I see in the Ludlow Advertiser Philip Dunne is welcoming the increase in young people applying to go university. He fails to mention that his own constituency is performing worse than much of England. Ludlow used to be ahead of the game but is now trailing behind.

The data released by UCAS earlier this month are really quite shocking. All of Shropshire is falling behind the rest of England in university admissions. We would have more than 200 extra students applying to go to university every year if we achieved the national average.

Ludlow slides down higher education league tables

When Philip Dunne was elected as our MP ten years ago, just 181 of the 533 constituencies in England had a higher rate of university applications than Ludlow. In 2016, 301 constituencies do better than Ludlow. That’s not a good track record.

In 2006, the Ludlow constituency had 2.6% more applications to higher education institutions than the national average of 27.2%. Ten years on, the national application rate has grown to 36.6%. But Ludlow has not kept up and the constituency is now nearly three percentage points behind at 33.7%.[i]
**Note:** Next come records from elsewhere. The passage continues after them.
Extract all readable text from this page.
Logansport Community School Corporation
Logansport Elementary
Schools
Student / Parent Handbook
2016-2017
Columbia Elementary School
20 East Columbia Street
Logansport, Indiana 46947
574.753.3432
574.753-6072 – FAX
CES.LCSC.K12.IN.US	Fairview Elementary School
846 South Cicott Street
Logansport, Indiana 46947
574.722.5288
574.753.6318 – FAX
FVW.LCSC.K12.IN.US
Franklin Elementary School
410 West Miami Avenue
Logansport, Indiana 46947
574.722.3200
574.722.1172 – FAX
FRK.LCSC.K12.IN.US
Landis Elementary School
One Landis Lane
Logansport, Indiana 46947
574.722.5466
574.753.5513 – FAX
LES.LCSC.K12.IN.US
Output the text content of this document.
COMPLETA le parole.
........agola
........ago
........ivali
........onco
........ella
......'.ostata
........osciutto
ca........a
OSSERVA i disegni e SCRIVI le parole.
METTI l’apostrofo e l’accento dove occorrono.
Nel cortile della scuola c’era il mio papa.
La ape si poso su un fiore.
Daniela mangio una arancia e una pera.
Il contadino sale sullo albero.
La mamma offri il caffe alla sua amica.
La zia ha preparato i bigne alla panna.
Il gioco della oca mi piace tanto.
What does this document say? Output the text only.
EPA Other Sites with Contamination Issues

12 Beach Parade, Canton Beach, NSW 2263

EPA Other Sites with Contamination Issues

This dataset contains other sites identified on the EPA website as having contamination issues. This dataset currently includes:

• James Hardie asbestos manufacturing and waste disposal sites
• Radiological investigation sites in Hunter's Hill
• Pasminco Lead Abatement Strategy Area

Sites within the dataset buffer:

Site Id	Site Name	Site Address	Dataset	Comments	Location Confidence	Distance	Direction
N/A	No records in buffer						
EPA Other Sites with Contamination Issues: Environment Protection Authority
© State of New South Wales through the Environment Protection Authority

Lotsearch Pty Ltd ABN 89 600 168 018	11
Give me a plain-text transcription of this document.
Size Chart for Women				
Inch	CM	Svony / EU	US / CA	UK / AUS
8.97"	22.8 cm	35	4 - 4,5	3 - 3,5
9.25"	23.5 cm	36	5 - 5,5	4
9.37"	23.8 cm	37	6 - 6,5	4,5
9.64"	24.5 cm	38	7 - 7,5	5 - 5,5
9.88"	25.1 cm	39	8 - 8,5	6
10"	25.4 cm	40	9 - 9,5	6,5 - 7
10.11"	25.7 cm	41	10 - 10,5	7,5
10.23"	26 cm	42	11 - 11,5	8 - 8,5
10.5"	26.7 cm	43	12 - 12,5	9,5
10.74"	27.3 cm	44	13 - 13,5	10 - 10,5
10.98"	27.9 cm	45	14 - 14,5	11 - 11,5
Applications_2006_2016_Ludlow

There are around 1,000 eighteen-year-old people in the Ludlow constituency.[ii] The number of eighteen year olds applying to university has fallen by 5.5%. That means that 55 young people around here are not now getting the educational opportunities they would have got in 2006. Even if we just stepped up to the national average, we would have an extra 29 young people in higher education every year.

Shropshire underperforms England

Looking at the rest of the county, Shrewsbury and Atcham has always done badly. In 2006, 26.5% of young people applied for a place in higher education. Now its 30.5%, more than six percentage points behind the national achievement. We would have 91 more young people in higher education if we achieved the national average in Shrewsbury and Atcham.

Applications_2006_2016_Shrewsbury

North Shropshire has performed the worst. Applications have barely grown from 28.0% in 2006 to 30.4% now. This is a dismal record. If the constituency had met the national average, there would be an extra 83 North Shropshire students in higher education.

Applications_2006_2016_North_Shropshire

Whichever way you look at it, Shropshire is not getting enough young people into higher education.

We can’t just pin our hopes on the new university in Shrewsbury. It has yet very few students – just 41 Level 4 UK students.[iii] We have to do a lot more to get young people wanting to enter higher education and helping them get there.

This is a political failure

Our politicians are consistently failing young people in rural districts like ours. This data should be a wakeup call for our county’s MPs.

We need an urgent inquiry into whether Shropshire’s failure to get students into university is due to its school system, a lack of higher education facilities in the county or a lack of promotion of the importance of high level learning. And we need MPs that campaign harder to get young people into higher education.

Philip Dunne told the Ludlow Advertiser:

Latest figures from UCAS for 2016 are encouraging, and show reforms are heading in the right direction… A record level of 18 year olds applying to university is good news for Shropshire.

Philip should look at the data again and explain why his constituency is lagging behind the national trend. He should also tell us what he and his government are going to do about it.

Notes

[i]. Participation rates have fallen in other constituencies but just 56 of 533 constituencies have declined more than Ludlow.

[ii]. The most recent population data I can find for constituencies dates to mid-2012. This gives an estimate of 1,004 18 year olds in the Ludlow constituency. This estimate is not likely to have changed much, so an estimate of 1,000 people aged 18 is appropriate to use.

[iii]. Level 4 is equivalent to a Certificate of Higher Education.

2 thought on “Shropshire and Ludlow are lagging on higher education – 200 young people a year miss out”
  1. One notices the abuse of statistics there by our MP “A record number” neglecting the fact all the country has an annual growth in applications.
    One always has to check the relativeness of facts which is what Andy has done…excellent. Shropshire is lagging, needs to be addressed.

    I welcome the time that politicians will be able to look at their own achievements and be honest, not just blindly tow the party line.

  2. ANDY DON’T GET WELL SOON! If you can write articles like this when not your best beware Mr Dunne your days are numbered.